Not to put too fine a point on it, but we discussed this in this thread, which rjung participated in.

Considering that reports of US interrogators desecrating the Koran have been floating around the Middle East since mid-2002 (from various sources, up to and including the Red Cross), it’s hard to swallow the idea of the Newsweek article being any sort of surprise revelation or shocking catalyst.

But did they? From what I’ve read, they said they were wrong for running an articles with allegations from a single uncorroberated (and rather shaky) source. They were wrong for not living up to basic journalistic standards and getting corroberation first. They themselves never said they got the facts wrong.

rjung: […] it’s hard to swallow the idea of the Newsweek article being any sort of surprise revelation or shocking catalyst.

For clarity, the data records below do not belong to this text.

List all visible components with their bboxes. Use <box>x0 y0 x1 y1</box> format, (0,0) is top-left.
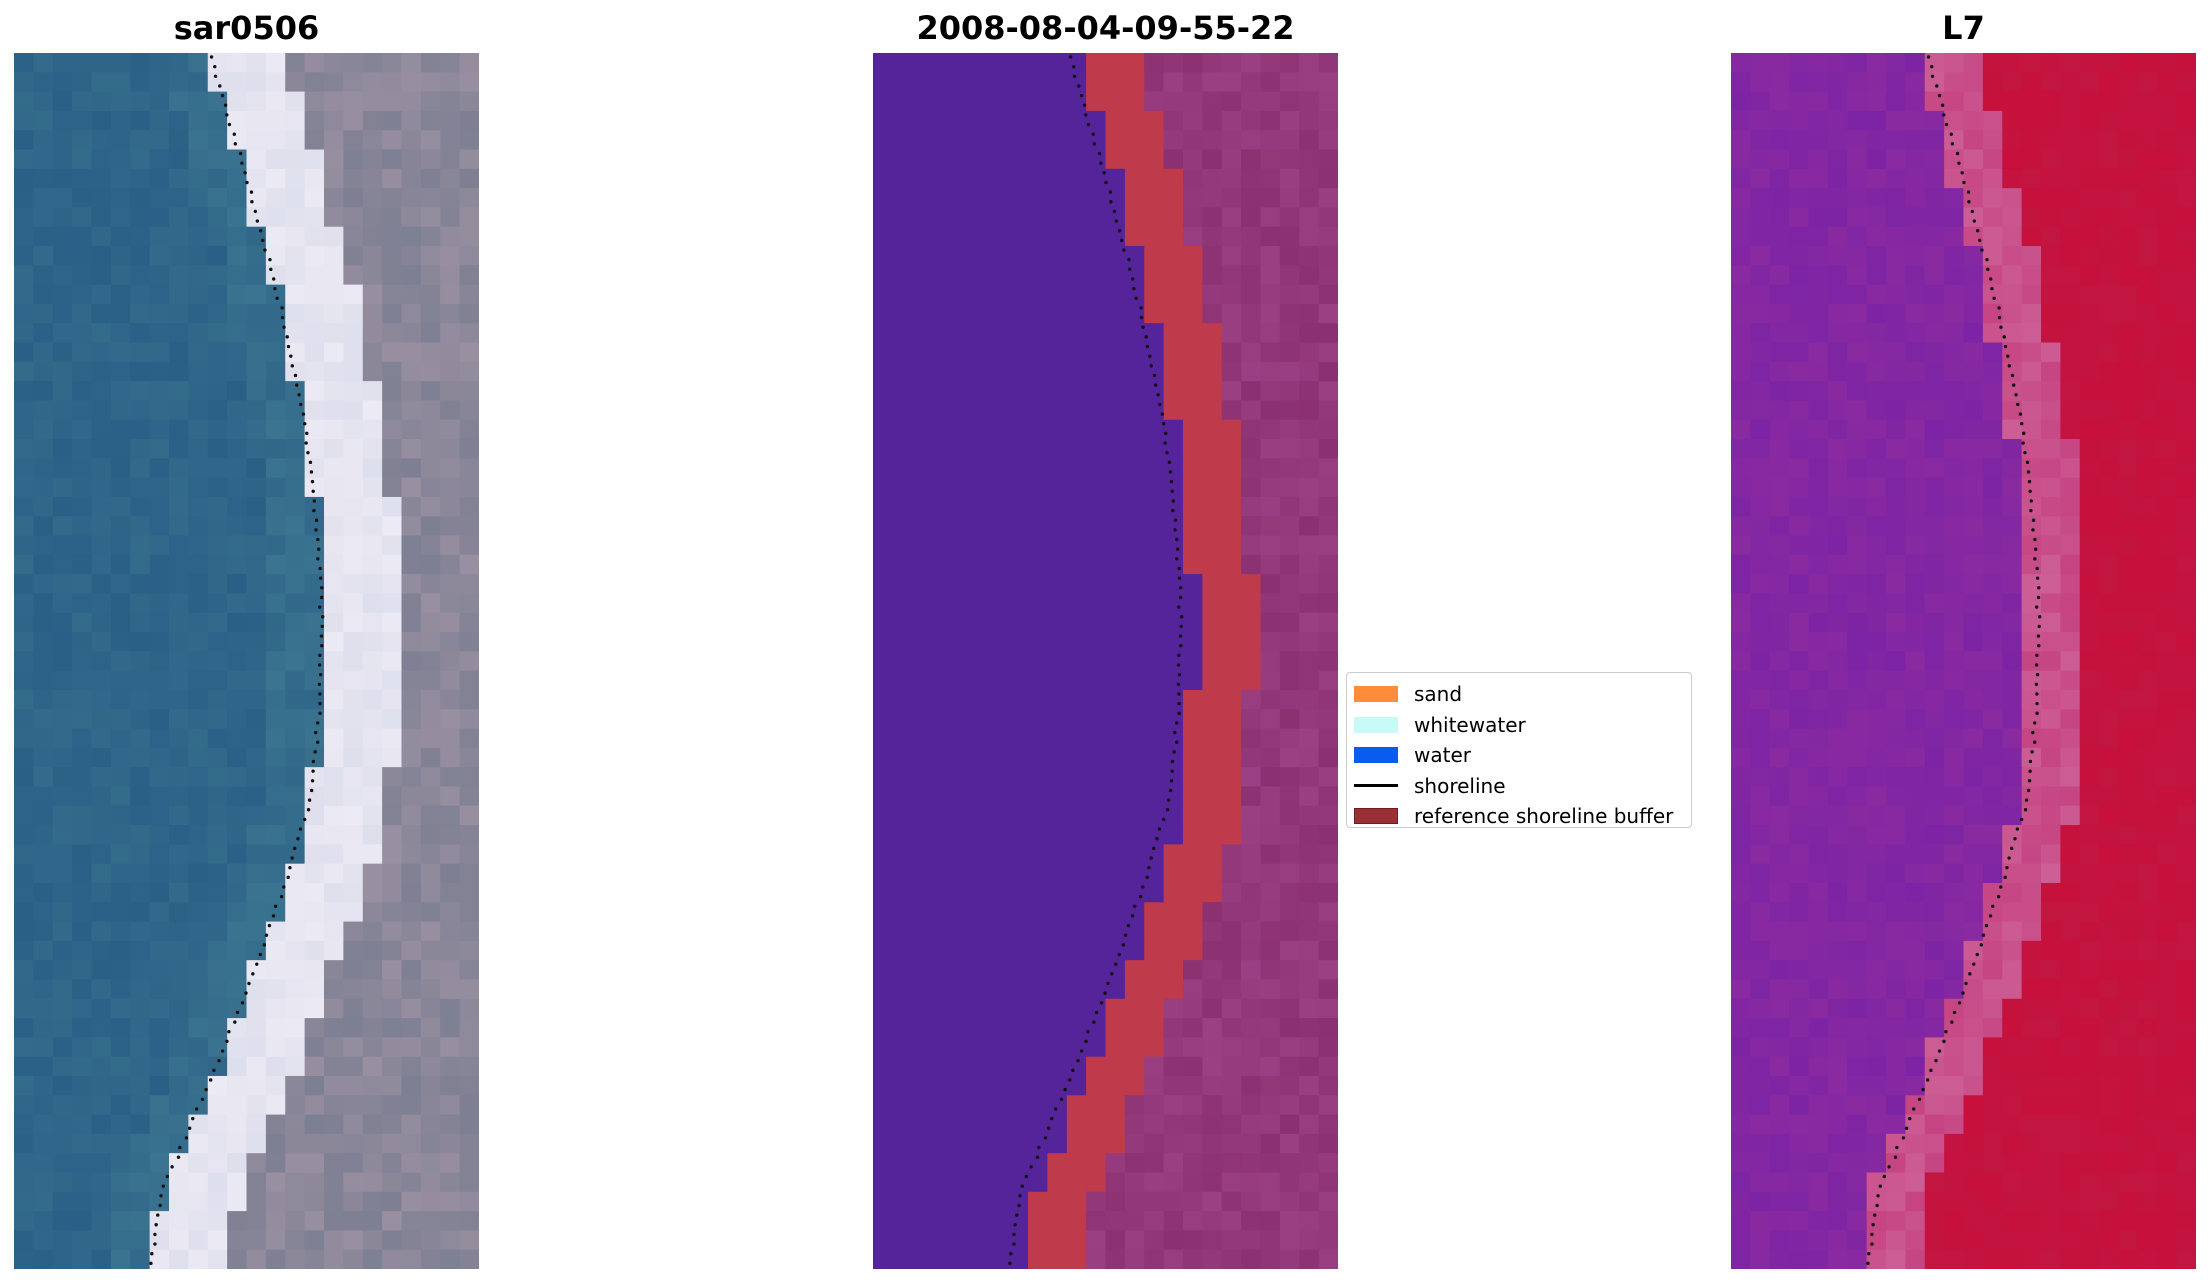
classified-image <box>873 53 1338 1269</box>
legend-label: reference shoreline buffer <box>1414 804 1674 829</box>
rgb-image-panel <box>14 53 479 1269</box>
index-image <box>1731 53 2196 1269</box>
panel-title-classified: 2008-08-04-09-55-22 <box>916 9 1295 47</box>
legend-item-whitewater: whitewater <box>1347 710 1691 741</box>
sand-swatch <box>1354 686 1398 703</box>
shoreline-dots <box>1866 55 2042 1266</box>
buffer-swatch <box>1354 808 1398 825</box>
legend-item-shoreline: shoreline <box>1347 771 1691 802</box>
legend: sand whitewater water shoreline referenc… <box>1346 672 1692 828</box>
rgb-image <box>14 53 479 1269</box>
legend-item-sand: sand <box>1347 679 1691 710</box>
legend-item-water: water <box>1347 740 1691 771</box>
shoreline-line-swatch <box>1354 784 1398 788</box>
legend-item-reference-buffer: reference shoreline buffer <box>1347 801 1691 832</box>
water-swatch <box>1354 747 1398 764</box>
classified-image-panel <box>873 53 1338 1269</box>
legend-label: sand <box>1414 682 1463 707</box>
index-image-panel <box>1731 53 2196 1269</box>
legend-label: water <box>1414 743 1471 768</box>
legend-label: shoreline <box>1414 773 1506 798</box>
legend-label: whitewater <box>1414 712 1526 737</box>
panel-title-index: L7 <box>1942 9 1985 47</box>
panel-title-rgb: sar0506 <box>173 9 320 47</box>
shoreline-dots <box>1008 55 1184 1266</box>
shoreline-dots <box>149 55 325 1266</box>
whitewater-swatch <box>1354 716 1398 733</box>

As I said in some related thread, though, once I read that Pak cricket god/politician Imran Khan had talked about the article in a press conference, I could easily believe that that gave the story a lot of attention it wouldn’t otherwise have received.

Khan is quite a popular guy. It would be kind of like if Paris Hilton, Oprah, Arnold Schwarzenegger, Jerry Rice, and Barry Bonds* all suddenly started talking about the Downing Street memo: it would get a lot of buzz among many people who might otherwise not notice.

Now, I wouldn’t be at all surprised if the Afghani opposition had actually orchestrated preparations for the protests in advance, and just picked the Newsweek article as a convenient spark to the tinder. But I think it would still be fair to describe the article itself as the, or at least a, “catalyst” (although I don’t think that that implies that the article is responsible for the riots, or that there’s anything wrong with printing such a story if it’s suitably backed up by the facts).

*Did I pick reasonable-sounding sports superstars there? I’m really clueless about pro sports.